Exact same palatable floor as the Loamspeaker but with a much more immediate and oppressive upside. Dorks coming in bigger is going to get out of hand fairly fast. Green is dork heavy and so it will be fairly consistent in triggering this and getting ongoing free value. Even on the dorks that don't scale with being made bigger this counter is worth the best part of a mana. Once you are casting cards like Walking Ballista Biophagus is effectively tapping for 3! This card should be higher on this list and I have marked it down for two fairly biased and likely inappropriate reasons. Firstly it is probably just too good for heads up cube play. It is designed for commander where this sort of early tempo doesn't snowball and is far less powerful. Secondly, it is a 40K card which means it isn't going to be for everyone. 




Paradise Druid 2nd

This is my favourite of the cards on this list from a design perspective. It hits the mark perfectly on power level without being at all polar or narrow. All the power it has is located in the right place. The card has no silly late game tag ons, it is just a reliable two drop mana dork that fixes, is able to get into combat, and stays nice and safe in the lead up to such things. Much as this is a contained card it does also scale nicely with some things, notably getting vigilance, and holding equipment. Getting your dork killed in response to paying an equip cost can be such a devastating tempo loss that it cascades into an actual loss. Paradise Druid is one of the best cards in cube to play with equipment. The increased frequency of the ward mechanic is doing some good work diluting Paradise Druids impressiveness on that front but that is no threat to the cards cube spot as we are all about the ability to ramp first and foremost. This very reliably ramps and then it has some other perks as a pleasant side effect of that reliability. The upsides here are exactly when a two mana ramp card can be worth playing over a one mana option. 

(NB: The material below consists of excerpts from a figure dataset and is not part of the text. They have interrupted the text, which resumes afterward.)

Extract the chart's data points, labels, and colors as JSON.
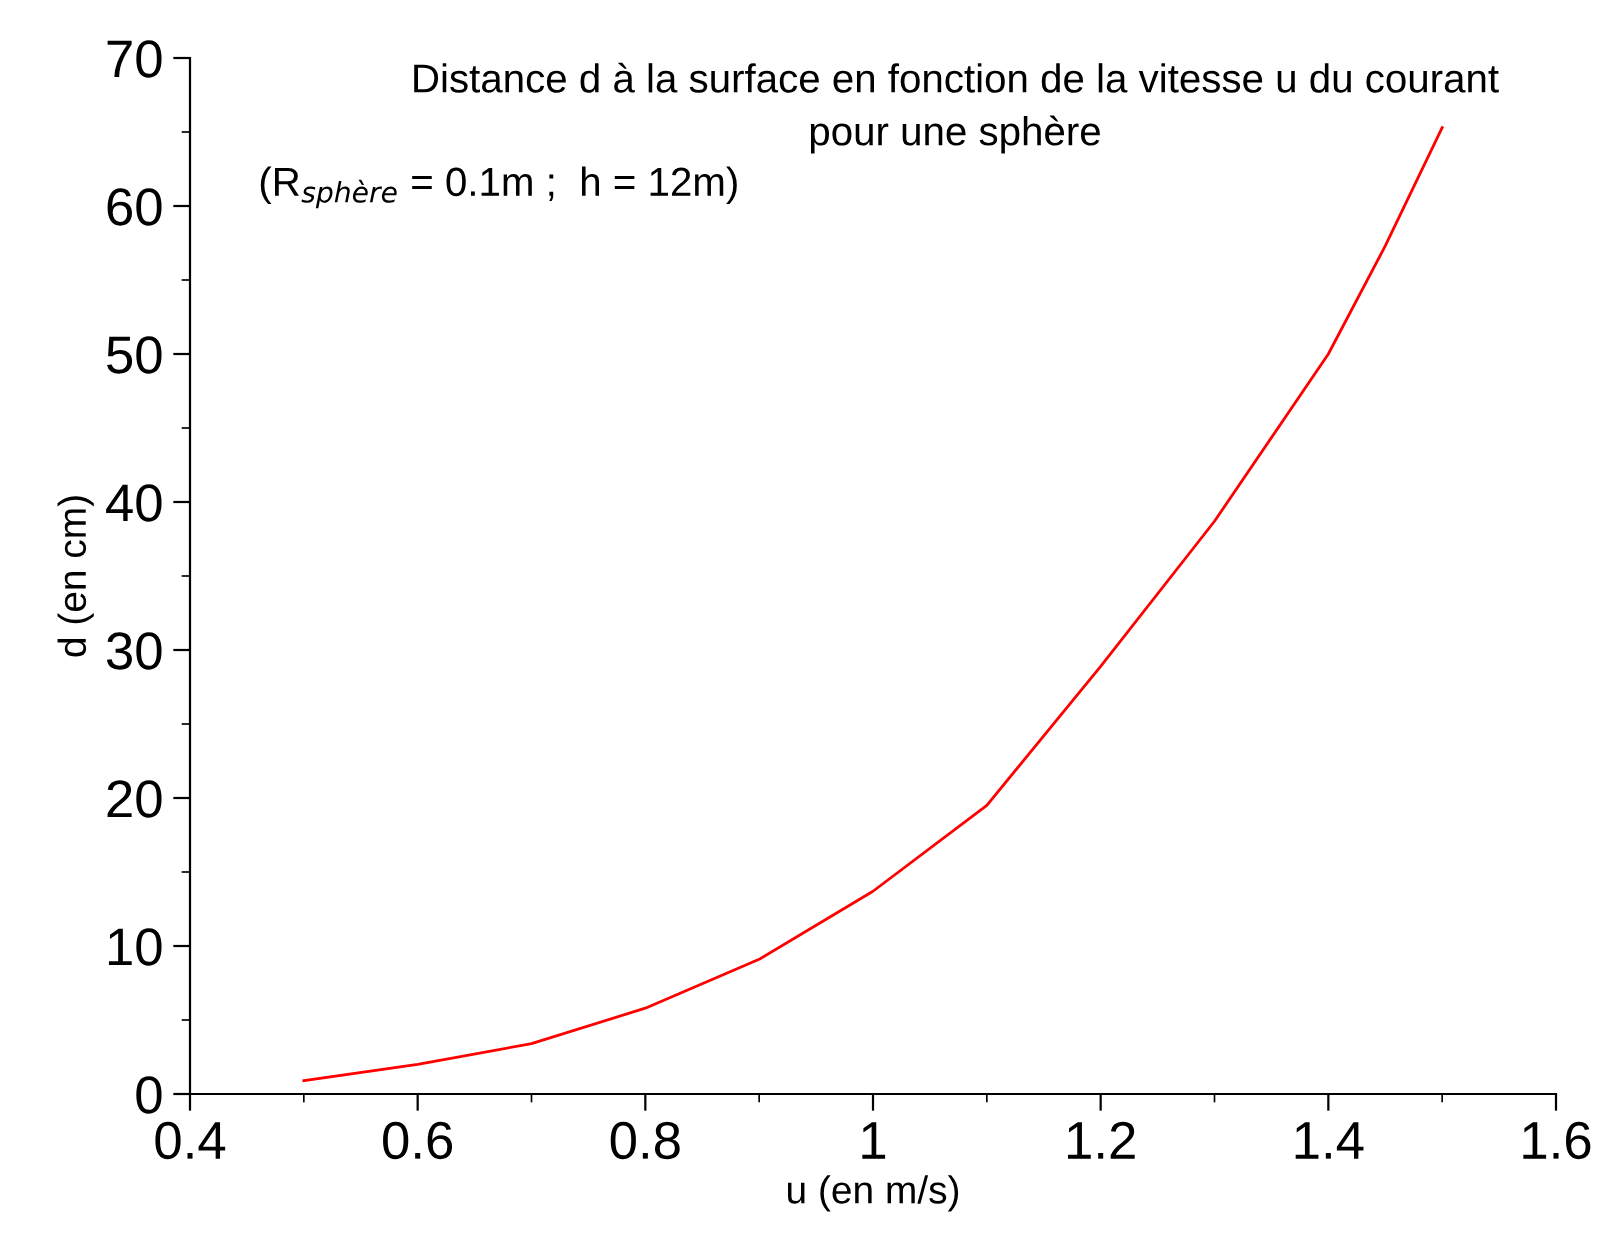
{
  "chart_data": {
    "type": "line",
    "title": "Distance d à la surface en fonction de la vitesse u du courant\npour une sphère",
    "annotations": [
      "(R$_{sphère}$ = 0.1m ;  h = 12m)"
    ],
    "xlabel": "u (en m/s)",
    "ylabel": "d (en cm)",
    "x": [
      0.5,
      0.6,
      0.7,
      0.8,
      0.9,
      1.0,
      1.1,
      1.2,
      1.3,
      1.4,
      1.45,
      1.5
    ],
    "series": [
      {
        "color": "#ff0000",
        "values": [
          0.9,
          2.0,
          3.4,
          5.8,
          9.1,
          13.7,
          19.5,
          28.9,
          38.7,
          50.0,
          57.3,
          65.3
        ]
      }
    ],
    "xlim": [
      0.4,
      1.6
    ],
    "xticks": [
      0.4,
      0.6,
      0.8,
      1,
      1.2,
      1.4,
      1.6
    ],
    "ylim": [
      0,
      70
    ],
    "yticks": [
      0,
      10,
      20,
      30,
      40,
      50,
      60,
      70
    ],
    "grid": false,
    "legend": false,
    "marker": "none",
    "line_style": "solid"
  }
}
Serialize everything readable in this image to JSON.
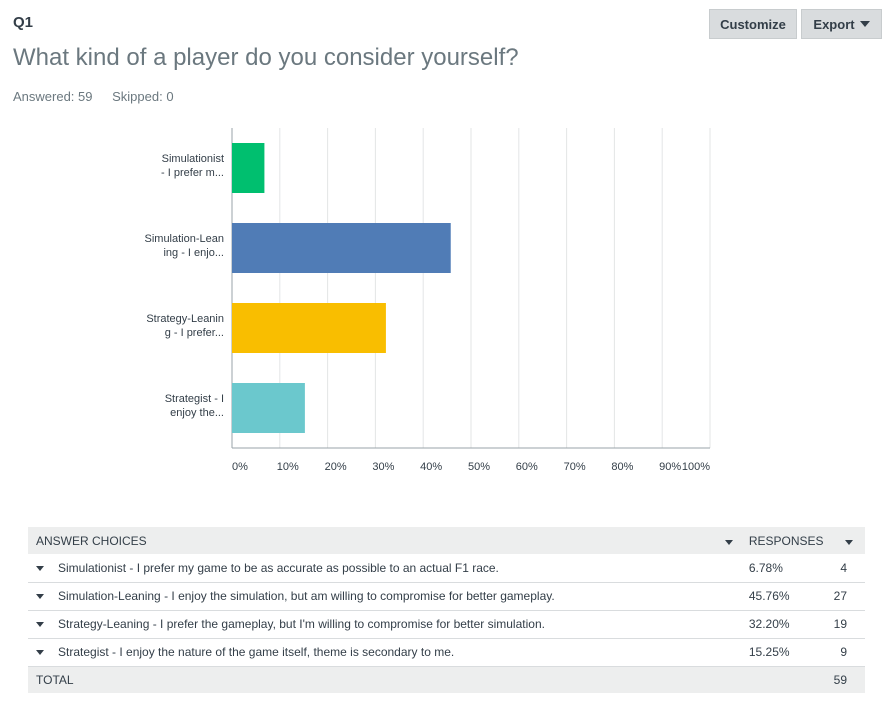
{
  "question": {
    "number": "Q1",
    "title": "What kind of a player do you consider yourself?",
    "answered": "Answered: 59",
    "skipped": "Skipped: 0"
  },
  "toolbar": {
    "customize_label": "Customize",
    "export_label": "Export"
  },
  "chart_data": {
    "type": "bar",
    "orientation": "horizontal",
    "categories": [
      [
        "Simulationist",
        "- I prefer m..."
      ],
      [
        "Simulation-Lean",
        "ing - I enjo..."
      ],
      [
        "Strategy-Leanin",
        "g - I prefer..."
      ],
      [
        "Strategist - I",
        "enjoy the..."
      ]
    ],
    "values": [
      6.78,
      45.76,
      32.2,
      15.25
    ],
    "colors": [
      "#00bf6f",
      "#507cb6",
      "#f9be00",
      "#6bc8cd"
    ],
    "xlim": [
      0,
      100
    ],
    "xticks": [
      "0%",
      "10%",
      "20%",
      "30%",
      "40%",
      "50%",
      "60%",
      "70%",
      "80%",
      "90%",
      "100%"
    ],
    "grid": true
  },
  "table": {
    "header_choices": "ANSWER CHOICES",
    "header_responses": "RESPONSES",
    "rows": [
      {
        "choice": "Simulationist - I prefer my game to be as accurate as possible to an actual F1 race.",
        "percent": "6.78%",
        "count": "4"
      },
      {
        "choice": "Simulation-Leaning - I enjoy the simulation, but am willing to compromise for better gameplay.",
        "percent": "45.76%",
        "count": "27"
      },
      {
        "choice": "Strategy-Leaning - I prefer the gameplay, but I'm willing to compromise for better simulation.",
        "percent": "32.20%",
        "count": "19"
      },
      {
        "choice": "Strategist - I enjoy the nature of the game itself, theme is secondary to me.",
        "percent": "15.25%",
        "count": "9"
      }
    ],
    "total_label": "TOTAL",
    "total_value": "59"
  }
}
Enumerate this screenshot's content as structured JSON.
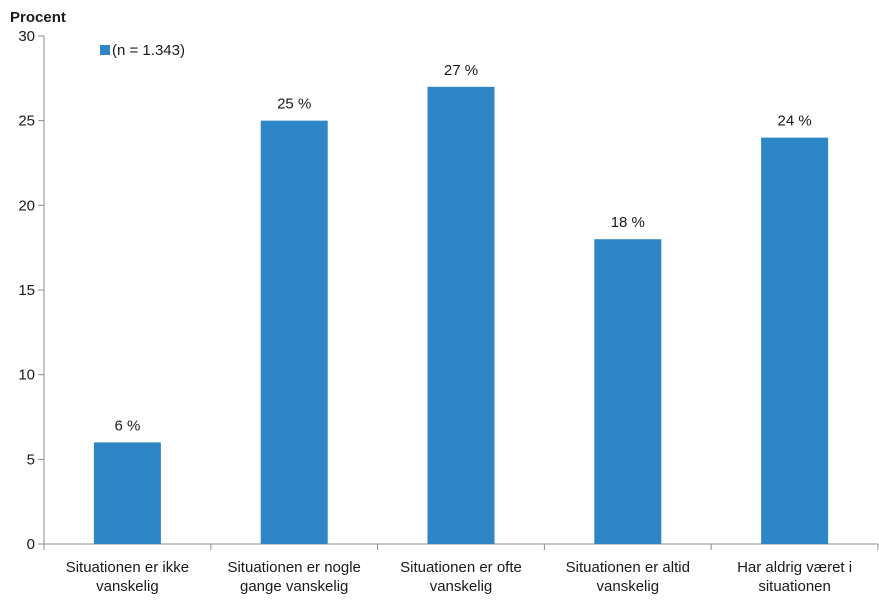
{
  "chart_data": {
    "type": "bar",
    "title": "",
    "ylabel": "Procent",
    "xlabel": "",
    "ylim": [
      0,
      30
    ],
    "yticks": [
      0,
      5,
      10,
      15,
      20,
      25,
      30
    ],
    "grid": false,
    "legend_position": "top-left",
    "categories": [
      [
        "Situationen er ikke",
        "vanskelig"
      ],
      [
        "Situationen er nogle",
        "gange vanskelig"
      ],
      [
        "Situationen er ofte",
        "vanskelig"
      ],
      [
        "Situationen er altid",
        "vanskelig"
      ],
      [
        "Har aldrig været i",
        "situationen"
      ]
    ],
    "series": [
      {
        "name": "(n = 1.343)",
        "color": "#2e86c6",
        "values": [
          6,
          25,
          27,
          18,
          24
        ],
        "labels": [
          "6 %",
          "25 %",
          "27 %",
          "18 %",
          "24 %"
        ]
      }
    ]
  }
}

Roffellos, Llanowar Emissary 1st

A classically terrible card design. This is narrow because it has a GG cost and because you need to play it with forests. It is also vulnerable thanks to a mere 1 toughness. These all make it less powerful certainly but they are not a good way to try and offset extreme power. They just make it horribly polar. Oh, I can't kill your Rofellos, I guess you will have twice the mana for the rest of the game then? Nissa Who Shakes the World is pretty oppressive and she is a five drop. Roffellos is absolutely the most powerful two mana ramp dork to the point where I "banned" him out of my cube. He just isn't what you could call a good magic card that leads to good games. If your cube is all about extreme power and having fun doing rare and cool shit, as a nice alternative to playing some drier formats like standard or modern then I am all on board with packing this guy. If however you are looking to have the best and fairest possible games and the most options in draft and deck building then this is not the kind of card you should be looking to run in your cube.